I continued on my way. The path is now beginning to look  less new, merging better into its surroundings.  This is positive and quite honestly I don't consider it the urban (or rather extra-urban) disaster that it was initially made out to be. 
I could  now hear another, much noisier vehicle approaching, this time from the opposite direction. It soon came into sight - an ancient dilapidated "vespa" transporting an elderly fisherman and his catch of the day. He cheerily waved and went on his way. He has probably been doing this for years, even before the work on the path. Hence the state of his scooter!

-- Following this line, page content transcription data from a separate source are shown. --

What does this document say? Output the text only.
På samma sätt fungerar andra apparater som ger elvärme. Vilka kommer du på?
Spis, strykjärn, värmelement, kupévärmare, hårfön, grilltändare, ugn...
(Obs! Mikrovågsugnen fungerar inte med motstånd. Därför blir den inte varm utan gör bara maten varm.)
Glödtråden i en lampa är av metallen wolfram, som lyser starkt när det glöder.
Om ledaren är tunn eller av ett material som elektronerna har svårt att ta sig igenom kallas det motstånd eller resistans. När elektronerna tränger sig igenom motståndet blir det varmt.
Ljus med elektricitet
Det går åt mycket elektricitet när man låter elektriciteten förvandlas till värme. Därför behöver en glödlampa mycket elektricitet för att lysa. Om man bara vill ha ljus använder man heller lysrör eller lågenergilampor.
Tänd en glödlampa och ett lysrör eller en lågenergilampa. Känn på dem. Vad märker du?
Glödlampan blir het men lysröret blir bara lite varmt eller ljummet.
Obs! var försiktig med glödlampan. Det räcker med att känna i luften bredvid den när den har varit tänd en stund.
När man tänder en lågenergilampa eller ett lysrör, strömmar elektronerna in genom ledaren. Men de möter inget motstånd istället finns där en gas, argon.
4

Walking further down I came to the first of a series of placards, placed on  rocks like wall-top lecterns. These illustrate various aspects of the path: historical, mythical, geological, flora and fauna and lastly a plan of the tip with key structures (past and present) evidenced. They are in Italian and English, but not too long, not too complicated and simply written. For once even the English translation is virtually spot on and anyone who has seen some of the existing local public notices, magazine articles, hotel and excursion websites  will know exactly what I mean. If I want to be really picky, it is a pity that they weren't properly proofread to avoid the occasional typo, but all in all a  job well done.
What is not so good is the state of the path along  the unpaved stretches. The stones are fast coming loose and I shudder to think what will happen once we get the heavy winter rainfalls. On a positive note, it will soon become extremely difficult for mopeds to continue going right to the tip... even in its present state, you are risking. 
Maybe that will resolve the problem for the local authorities before they get their act together and devise a way of making the path really pedestrian only.
And as for the less mobile.. well, despite the funding having been obtained to make it accessible to all, this has never actually ever been the case. It is just not realistic in its present state. Up to a point, fine, better than before; as far as the tip and the tower, no way!